[Lire] Imaginer avec : Olivier Christin. Retour du dévouement politique

La chronique de Noé Gross, philosophe.

À propos de La Cause des autres. Une histoire du dévouement politique, d’Olivier Christin.

Si l’historien est un prophète qui « regarde toujours en arrière » pour reprendre une formule de Walter Benjamin (Sur le concept d’histoire[1]), et si ce qu’il voit, à travers les monuments dans les villes, ou bien en fouillant dans les archives, est la marque du récit des vainqueurs, alors il doit s’interrompre. S’interrompre, ne serait-ce que pour faire « éclater le continuum de l’histoire »[2] qui file droit jusqu’à l’éloge de Rome. Mais essayons un exercice d’imagination.

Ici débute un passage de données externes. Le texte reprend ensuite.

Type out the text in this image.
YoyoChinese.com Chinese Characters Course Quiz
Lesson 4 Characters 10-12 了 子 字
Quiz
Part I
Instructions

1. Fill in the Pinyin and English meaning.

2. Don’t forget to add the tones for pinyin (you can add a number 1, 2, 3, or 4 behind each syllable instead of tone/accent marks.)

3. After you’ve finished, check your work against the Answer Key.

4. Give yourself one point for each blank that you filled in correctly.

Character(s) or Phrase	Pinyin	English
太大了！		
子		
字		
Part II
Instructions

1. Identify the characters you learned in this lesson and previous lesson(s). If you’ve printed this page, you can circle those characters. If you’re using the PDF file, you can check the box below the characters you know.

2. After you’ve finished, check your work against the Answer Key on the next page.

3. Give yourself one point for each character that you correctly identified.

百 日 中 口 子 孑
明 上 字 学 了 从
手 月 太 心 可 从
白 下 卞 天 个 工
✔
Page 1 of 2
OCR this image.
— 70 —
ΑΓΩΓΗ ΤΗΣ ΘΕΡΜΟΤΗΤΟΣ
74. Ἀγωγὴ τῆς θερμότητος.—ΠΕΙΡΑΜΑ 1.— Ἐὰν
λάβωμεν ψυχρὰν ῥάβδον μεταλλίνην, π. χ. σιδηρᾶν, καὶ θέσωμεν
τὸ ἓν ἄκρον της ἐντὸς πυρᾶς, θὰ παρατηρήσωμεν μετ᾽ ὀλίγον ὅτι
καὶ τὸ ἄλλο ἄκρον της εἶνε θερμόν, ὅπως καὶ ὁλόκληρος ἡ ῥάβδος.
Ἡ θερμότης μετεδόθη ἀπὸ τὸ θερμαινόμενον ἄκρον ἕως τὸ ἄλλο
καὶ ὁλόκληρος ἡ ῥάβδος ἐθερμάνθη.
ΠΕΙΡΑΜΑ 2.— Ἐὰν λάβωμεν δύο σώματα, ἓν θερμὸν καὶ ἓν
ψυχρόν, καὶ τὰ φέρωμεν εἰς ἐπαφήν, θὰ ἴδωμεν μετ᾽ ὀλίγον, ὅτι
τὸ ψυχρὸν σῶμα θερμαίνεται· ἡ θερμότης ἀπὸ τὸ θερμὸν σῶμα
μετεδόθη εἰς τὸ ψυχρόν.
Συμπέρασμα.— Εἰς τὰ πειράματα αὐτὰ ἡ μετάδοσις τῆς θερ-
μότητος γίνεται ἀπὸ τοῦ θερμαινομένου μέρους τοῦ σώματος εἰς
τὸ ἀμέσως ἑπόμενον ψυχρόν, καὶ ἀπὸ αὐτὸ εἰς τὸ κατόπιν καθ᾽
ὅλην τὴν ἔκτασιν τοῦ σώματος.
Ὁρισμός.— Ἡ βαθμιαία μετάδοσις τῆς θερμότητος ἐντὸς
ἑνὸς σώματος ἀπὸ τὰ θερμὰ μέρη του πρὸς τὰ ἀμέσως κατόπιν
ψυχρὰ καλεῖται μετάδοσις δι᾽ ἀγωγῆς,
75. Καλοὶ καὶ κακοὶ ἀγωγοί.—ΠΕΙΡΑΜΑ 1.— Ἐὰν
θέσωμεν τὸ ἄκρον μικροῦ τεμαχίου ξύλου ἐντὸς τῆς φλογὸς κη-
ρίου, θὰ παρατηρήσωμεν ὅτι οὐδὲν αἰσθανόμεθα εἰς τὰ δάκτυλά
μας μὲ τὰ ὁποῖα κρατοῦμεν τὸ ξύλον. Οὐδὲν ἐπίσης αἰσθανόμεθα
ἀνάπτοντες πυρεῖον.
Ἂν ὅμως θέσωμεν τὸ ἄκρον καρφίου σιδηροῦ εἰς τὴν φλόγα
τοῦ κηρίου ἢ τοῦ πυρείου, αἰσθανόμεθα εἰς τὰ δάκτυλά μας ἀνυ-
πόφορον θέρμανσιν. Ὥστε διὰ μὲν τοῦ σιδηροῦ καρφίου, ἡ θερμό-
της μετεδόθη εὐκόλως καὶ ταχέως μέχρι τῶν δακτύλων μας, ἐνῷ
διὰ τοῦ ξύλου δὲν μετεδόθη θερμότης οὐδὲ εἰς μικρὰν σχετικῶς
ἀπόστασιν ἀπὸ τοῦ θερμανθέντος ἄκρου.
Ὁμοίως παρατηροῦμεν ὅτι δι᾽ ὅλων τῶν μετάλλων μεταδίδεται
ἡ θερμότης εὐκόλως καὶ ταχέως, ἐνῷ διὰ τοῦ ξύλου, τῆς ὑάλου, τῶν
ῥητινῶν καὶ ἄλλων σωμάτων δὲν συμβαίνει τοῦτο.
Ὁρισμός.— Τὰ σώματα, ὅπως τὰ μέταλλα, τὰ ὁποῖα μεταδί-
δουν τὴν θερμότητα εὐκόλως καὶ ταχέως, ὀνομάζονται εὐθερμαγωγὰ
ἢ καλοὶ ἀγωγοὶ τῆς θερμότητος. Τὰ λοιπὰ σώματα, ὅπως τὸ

Si dans un avenir lointain, non plus des historiens cette fois-ci, mais des archéologues du futur se retournaient vers nous, vers nos monuments, vers nos récits, qu’y liraient-ils ? Que devraient-ils lire pour percevoir non pas l’histoire des dirigeants et des noms propres, mais toutes les histoires des existences ordinaires dans lesquelles s’inventent et circulent librement le politique ? Car au fond, que voit-on lorsqu’on regarde en arrière, et comment cette fiction peut-elle nous inspirer à laisser des traces au présent afin de rendre visible et de rendre leur dignité à ces vies qui défendent leur cause ou qui se dévouent à la cause des autres ?

L’historien Olivier Christin, dans un livre qui porte ce nom, La cause des autres, a ainsi proposé Une histoire du dévouement politique pour comprendre comment des sociétés confrontées à la violence, à la division, au séparatisme des plus puissants (voyez les Pandora Papers), comment des sociétés confrontées au risque de la guerre civile trouve dans des engagements de citoyens ordinaires des ressources pour sortir de ces spirales afin de récréer des causes communes.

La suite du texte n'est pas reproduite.